I stood up and he looked annoyed that I was interrupting this particular conversation to return to the bar and, a moment later, he marched past me towards the door, his cigarette pack and lighter in hand, his notepad sticking reliably out of his pocket. I watched him go and couldn’t help but laugh. There was something adorably guileless about the poor boy, I thought. He’d always been like that, of course, ever since he was a child. He’d believed in the tooth fairy a lot longer than other children.

‘I’ll take a whisky too,’ I told the barman when he took my usual order and when it arrived I knocked it back in one go, leaving the empty glass on the counter as I carried the beers to the table.

‘We’ve talked about Dash, about Edith and about The Tribesman,’ said Theo, when he returned. ‘And I think I’ve got everything I need on them. Since his name has come up, perhaps we should finally talk about Erich.’

‘There’s nothing I’d enjoy more,’ I said with a wide smile.

‘You told me that you felt badly about how you treated Dash Hardy but, of course, he doesn’t figure in your work very much. Erich Ackermann does, though. He’s where everything begins for you.’

‘That’s true,’ I said. ‘But it was all such a long time ago. Quite honestly, I barely think of him at all any more.’

‘But you must on occasion.
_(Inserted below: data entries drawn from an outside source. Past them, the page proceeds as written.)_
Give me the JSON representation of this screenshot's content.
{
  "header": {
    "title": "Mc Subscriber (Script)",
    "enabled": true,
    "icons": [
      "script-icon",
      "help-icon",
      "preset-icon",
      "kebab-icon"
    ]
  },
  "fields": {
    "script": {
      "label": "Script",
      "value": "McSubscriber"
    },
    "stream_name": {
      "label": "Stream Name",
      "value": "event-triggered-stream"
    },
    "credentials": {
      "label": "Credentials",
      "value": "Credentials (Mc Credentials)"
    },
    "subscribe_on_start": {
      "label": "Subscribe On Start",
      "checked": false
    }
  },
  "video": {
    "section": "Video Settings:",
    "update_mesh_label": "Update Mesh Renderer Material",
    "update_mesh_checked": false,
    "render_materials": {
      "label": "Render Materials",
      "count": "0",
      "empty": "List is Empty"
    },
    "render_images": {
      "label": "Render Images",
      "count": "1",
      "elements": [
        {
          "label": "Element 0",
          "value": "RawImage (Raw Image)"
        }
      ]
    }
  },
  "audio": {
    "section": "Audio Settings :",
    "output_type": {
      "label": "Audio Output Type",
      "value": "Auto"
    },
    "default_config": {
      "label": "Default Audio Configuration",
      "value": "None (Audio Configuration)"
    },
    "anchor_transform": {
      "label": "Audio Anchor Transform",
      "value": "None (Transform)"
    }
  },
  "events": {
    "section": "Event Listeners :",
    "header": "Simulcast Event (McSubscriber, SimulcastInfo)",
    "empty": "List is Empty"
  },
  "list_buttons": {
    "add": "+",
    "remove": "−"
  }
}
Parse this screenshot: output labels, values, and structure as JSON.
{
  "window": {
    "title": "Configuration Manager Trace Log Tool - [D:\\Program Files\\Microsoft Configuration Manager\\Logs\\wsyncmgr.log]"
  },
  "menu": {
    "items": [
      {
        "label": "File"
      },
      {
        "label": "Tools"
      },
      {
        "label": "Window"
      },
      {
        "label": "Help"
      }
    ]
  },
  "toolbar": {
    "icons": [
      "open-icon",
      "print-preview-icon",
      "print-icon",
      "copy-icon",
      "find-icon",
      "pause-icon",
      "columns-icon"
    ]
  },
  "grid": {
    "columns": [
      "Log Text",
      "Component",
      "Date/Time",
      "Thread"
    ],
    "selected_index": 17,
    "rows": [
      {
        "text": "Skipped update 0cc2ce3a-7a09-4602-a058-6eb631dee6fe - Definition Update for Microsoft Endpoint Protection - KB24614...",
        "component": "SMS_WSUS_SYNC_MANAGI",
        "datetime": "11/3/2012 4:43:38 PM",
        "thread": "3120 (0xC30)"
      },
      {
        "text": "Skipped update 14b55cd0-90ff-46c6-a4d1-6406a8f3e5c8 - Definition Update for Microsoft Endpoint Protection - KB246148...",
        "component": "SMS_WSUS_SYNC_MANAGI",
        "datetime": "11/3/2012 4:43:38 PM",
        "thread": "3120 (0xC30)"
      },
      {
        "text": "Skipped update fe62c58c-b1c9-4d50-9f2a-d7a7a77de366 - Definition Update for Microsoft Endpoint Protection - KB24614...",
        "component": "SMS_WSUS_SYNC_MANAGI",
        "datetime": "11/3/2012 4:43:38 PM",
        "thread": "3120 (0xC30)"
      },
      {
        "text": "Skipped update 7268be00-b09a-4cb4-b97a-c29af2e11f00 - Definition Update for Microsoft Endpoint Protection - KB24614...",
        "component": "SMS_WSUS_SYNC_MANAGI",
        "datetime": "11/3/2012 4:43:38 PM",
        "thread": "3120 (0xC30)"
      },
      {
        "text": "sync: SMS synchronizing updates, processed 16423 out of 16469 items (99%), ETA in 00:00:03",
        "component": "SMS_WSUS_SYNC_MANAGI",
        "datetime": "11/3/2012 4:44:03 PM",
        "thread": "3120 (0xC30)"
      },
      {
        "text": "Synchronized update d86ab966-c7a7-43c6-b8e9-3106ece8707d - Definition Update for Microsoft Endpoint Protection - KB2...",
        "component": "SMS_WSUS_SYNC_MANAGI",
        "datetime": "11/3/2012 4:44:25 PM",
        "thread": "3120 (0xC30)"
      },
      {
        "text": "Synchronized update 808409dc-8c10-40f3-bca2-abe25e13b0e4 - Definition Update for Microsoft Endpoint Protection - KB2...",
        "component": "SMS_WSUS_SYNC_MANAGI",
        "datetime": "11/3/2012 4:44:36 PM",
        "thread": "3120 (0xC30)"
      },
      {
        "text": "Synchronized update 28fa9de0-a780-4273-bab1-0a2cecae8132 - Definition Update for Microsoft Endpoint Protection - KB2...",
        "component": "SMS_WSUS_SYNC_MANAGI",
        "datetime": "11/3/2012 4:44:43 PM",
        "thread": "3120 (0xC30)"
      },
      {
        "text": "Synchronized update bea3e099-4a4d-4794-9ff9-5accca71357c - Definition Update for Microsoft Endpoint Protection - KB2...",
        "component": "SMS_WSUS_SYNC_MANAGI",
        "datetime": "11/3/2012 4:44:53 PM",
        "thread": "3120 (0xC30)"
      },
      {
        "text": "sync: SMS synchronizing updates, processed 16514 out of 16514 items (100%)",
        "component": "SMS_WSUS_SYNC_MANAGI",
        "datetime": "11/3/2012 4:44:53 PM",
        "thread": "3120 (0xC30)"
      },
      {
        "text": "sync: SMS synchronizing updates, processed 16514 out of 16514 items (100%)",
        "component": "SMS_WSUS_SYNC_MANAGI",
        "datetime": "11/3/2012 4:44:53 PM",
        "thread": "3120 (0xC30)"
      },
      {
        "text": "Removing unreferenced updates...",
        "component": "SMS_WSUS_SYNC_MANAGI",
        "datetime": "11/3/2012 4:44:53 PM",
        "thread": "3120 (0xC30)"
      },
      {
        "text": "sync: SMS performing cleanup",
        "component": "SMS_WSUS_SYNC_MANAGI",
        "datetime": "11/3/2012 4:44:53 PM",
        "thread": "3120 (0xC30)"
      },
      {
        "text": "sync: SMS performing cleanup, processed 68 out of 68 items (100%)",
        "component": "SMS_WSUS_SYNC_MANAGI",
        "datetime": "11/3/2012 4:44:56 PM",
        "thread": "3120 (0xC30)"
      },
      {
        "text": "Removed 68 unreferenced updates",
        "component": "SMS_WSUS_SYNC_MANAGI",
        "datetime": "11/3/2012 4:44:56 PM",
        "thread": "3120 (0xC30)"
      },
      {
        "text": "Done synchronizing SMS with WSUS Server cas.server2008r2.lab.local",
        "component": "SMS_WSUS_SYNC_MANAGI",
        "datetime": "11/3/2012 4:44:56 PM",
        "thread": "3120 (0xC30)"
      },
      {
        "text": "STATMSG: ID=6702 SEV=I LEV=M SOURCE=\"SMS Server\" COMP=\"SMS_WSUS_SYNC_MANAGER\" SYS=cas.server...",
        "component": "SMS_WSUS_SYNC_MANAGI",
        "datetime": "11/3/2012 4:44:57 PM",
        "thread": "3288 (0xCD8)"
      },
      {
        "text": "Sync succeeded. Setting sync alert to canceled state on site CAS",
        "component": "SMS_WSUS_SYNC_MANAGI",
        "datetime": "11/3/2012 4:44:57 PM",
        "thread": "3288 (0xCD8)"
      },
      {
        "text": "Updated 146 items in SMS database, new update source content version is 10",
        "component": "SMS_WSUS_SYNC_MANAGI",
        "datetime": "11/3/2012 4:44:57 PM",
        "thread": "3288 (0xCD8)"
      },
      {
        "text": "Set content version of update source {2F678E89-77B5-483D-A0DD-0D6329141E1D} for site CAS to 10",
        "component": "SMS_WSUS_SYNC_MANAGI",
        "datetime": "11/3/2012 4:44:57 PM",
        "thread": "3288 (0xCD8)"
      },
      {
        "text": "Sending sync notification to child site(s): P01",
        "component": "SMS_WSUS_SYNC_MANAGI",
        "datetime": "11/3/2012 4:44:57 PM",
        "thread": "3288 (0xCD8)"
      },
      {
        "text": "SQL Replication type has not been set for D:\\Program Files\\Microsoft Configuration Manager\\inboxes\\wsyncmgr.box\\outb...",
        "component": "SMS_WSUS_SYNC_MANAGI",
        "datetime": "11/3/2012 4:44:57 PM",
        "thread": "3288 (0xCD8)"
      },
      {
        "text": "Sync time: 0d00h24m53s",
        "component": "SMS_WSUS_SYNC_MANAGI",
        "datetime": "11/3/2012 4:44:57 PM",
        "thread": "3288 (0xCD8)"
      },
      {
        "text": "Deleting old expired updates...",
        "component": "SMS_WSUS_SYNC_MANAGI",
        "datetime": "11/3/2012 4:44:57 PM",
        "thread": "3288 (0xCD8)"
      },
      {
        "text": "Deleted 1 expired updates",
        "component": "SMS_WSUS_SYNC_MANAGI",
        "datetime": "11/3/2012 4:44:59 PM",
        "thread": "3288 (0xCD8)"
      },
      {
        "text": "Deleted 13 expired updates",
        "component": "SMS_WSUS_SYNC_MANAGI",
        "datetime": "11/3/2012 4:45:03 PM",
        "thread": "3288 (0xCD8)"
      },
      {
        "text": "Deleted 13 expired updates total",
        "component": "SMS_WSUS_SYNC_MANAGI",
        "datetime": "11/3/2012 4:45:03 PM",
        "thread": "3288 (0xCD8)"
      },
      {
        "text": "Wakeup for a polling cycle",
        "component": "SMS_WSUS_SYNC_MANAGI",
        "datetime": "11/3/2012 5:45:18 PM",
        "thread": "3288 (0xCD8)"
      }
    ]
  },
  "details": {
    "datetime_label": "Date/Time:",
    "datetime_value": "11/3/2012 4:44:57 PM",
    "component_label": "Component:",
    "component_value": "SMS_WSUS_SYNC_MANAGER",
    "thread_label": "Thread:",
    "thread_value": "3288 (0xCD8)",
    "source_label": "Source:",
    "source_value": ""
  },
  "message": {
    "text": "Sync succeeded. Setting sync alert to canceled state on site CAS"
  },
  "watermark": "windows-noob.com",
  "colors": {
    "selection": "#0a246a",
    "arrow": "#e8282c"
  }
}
And he’s a central part of my thesis, obviously.’

‘On occasion,’ I agreed. ‘What would you like to know?’

‘I’d like to know,’ he said, laying an unexpected stress on the verb, ‘what you feel when you look back at those days. And whether you feel that you treated him fairly?’

‘Well,’ I replied, taking a draught of my pint and considering this, ‘I suppose if you want the absolute truth, I can see that I didn’t treat him quite as well as I might have. I’ll admit that I cultivated his friendship from the start, but I don’t think there’s any great harm in that. Artists have been doing that since the dawn of time. And, let’s face it, you’ve cultivated mine, after all, haven’t you? To get ahead.’

‘Well,’ he replied, blushing a little, and it seemed as if he was about to say something to justify himself, but I didn’t let him.

‘Look, on the night that we met I could see how drawn he was to me. It was so obvious it was almost pitiable. Erich had shut down that part of his soul for decades after the death of Oskar G?tt and, for whatever reason, I had reawoken him. He was utterly reinvigorated by my presence, as if he’d taken a deep breath after staying underwater for too long. That’s why he invited me to visit all those cities with him; it wasn’t to help him, it wasn’t to be an assistant, it was because he fancied me. And why not? I was a good-looking boy and I brought him back to life. I may have taken advantage of his good nature, but why not? I flirted with him, made sure that I remained sexually ambiguous at all times. Always a possibility but never a certainty. I led him on to the point where he was so overwhelmed with desire that I think there was literally nothing he wouldn’t have done for me, had I asked. And then, when I got everything I needed from him, I wrote Two Germans.’

‘And your friendship ended there?’

‘This might seem callous to you, Daniel,’ I said. ‘Theo, I mean. But once I had what I needed, why would I have stuck around? Are you planning a lifelong relationship with me after you complete your thesis?’

‘No, but—’

‘I didn’t consider him a friend, anyway, and it’s impossible to define how he saw me. He was paying me, remember, and you don’t pay your friends to travel with you, do you? You pay an assistant. And also, other than a love of books, we had very little in common. Think about it: he was old; I was young. He wanted a lover; I didn’t. His career was almost behind him; mine was yet to begin. You could say that I actually did him a favour when I severed the umbilical cord that connected us, even if the cut did produce more blood than either of us had anticipated. No, the time had come to say goodbye. Anything else would have just made Erich look foolish. If he could only have seen that, then he might have thanked me.’